Elle est si malléable. Comme de la glaise fraîche et tendre sous ses doigts.

Elle rit à ses plaisanteries, se trouve soudain un intérêt pour son univers d'adolescent, se découvre une passion pour ses films préférés, lit ses livres... Elle est, quelque part, comme ces animaux de compagnie qui regardent leur maître avec adoration, aussi banal soit-il, aussi peu digne d'amour soit-il. On peut les négliger pendant des semaines, une caresse suffit à faire de soi le meilleur des hommes.
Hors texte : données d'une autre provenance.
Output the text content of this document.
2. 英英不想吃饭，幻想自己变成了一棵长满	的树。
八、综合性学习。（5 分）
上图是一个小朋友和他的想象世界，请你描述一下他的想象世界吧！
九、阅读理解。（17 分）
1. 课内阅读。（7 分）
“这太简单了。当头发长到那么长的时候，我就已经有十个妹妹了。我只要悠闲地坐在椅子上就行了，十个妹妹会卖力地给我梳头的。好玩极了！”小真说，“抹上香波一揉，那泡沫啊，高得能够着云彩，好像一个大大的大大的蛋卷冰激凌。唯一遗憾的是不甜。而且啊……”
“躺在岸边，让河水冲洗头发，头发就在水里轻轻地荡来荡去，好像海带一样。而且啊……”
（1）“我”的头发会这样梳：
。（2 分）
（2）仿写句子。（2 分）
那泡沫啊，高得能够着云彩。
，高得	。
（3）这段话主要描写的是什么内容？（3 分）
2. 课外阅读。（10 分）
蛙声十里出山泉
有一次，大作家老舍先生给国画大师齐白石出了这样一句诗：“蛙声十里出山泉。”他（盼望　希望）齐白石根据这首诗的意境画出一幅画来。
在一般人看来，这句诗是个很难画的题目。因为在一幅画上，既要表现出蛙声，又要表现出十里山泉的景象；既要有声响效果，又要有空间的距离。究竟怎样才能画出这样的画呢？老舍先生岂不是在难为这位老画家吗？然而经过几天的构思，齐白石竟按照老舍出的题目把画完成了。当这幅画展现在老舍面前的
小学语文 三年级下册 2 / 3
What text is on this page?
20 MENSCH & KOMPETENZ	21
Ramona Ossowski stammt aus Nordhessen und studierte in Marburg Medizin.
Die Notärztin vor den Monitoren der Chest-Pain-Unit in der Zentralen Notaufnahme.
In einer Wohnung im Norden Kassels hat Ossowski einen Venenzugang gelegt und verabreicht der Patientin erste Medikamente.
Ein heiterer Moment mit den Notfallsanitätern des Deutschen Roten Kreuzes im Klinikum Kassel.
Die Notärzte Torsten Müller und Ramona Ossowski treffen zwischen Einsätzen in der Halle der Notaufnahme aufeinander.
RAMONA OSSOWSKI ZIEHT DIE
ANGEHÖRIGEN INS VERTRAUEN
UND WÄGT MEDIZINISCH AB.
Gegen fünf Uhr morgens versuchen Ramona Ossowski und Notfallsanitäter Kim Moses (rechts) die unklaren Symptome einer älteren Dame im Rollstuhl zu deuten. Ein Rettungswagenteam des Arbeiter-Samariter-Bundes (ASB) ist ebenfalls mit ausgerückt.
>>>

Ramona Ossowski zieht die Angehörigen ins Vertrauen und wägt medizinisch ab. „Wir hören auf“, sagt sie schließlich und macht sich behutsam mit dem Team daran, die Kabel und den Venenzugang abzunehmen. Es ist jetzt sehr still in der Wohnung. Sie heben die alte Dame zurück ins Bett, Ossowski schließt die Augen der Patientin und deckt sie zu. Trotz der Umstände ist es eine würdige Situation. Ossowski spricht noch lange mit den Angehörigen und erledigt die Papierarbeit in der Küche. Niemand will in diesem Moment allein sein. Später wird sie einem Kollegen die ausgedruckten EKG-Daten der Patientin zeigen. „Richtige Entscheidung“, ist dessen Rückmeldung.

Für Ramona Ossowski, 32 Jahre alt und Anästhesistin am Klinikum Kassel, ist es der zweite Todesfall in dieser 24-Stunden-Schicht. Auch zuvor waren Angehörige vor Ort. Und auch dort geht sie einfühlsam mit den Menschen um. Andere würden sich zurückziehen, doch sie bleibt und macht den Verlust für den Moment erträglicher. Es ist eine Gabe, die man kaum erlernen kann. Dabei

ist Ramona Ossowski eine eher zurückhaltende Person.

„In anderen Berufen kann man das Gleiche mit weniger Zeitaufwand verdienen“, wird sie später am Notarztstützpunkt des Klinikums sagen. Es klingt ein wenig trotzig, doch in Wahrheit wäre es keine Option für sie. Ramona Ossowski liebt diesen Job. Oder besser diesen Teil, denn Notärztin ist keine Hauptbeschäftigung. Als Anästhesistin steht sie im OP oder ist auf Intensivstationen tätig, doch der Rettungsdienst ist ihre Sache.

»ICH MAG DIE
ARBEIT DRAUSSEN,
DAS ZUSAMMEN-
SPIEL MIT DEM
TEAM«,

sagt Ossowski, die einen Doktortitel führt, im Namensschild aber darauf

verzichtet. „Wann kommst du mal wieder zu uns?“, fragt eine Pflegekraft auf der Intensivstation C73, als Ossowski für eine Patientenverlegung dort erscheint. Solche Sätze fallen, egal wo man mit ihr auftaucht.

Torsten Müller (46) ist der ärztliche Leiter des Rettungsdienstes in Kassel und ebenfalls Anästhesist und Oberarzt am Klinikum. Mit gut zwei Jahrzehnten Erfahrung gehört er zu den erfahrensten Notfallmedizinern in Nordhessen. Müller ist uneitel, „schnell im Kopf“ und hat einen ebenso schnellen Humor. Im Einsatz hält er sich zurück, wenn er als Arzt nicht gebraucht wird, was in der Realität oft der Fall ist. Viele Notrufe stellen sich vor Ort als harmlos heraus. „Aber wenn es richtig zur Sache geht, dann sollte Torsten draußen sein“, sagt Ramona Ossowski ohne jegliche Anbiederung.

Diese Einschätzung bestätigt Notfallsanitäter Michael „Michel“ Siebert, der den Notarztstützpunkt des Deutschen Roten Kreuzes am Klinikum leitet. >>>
Un baiser en public et quelques paroles flatteuses lui achètent la paix pour plusieurs jours.

Il y a longtemps, avant son cœur calcifié, l'amour était une douleur et une peur permanente. Parce que les gens parfois cessent de vous aimer. Sans raison. Comme un sablier, une fois le temps écoulé, une fois le dernier grain passé. Il ne reste que le vide. Que l'enveloppe dure et froide de ce qui autrefois était en mouvement, vivant. Et rien ne peut le retenir car si on serre le sable dans sa main il ne s'en échappera que plus vite.

Lorsqu'on n'aime pas, on n'a pas peur. C'est aussi simple que ça. On vit sans cette constante angoisse de voir l'autre partie et un mot laissé quelque part, un mot qui vous transpercera et vous laissera vide et mort jusqu'à la prochaine.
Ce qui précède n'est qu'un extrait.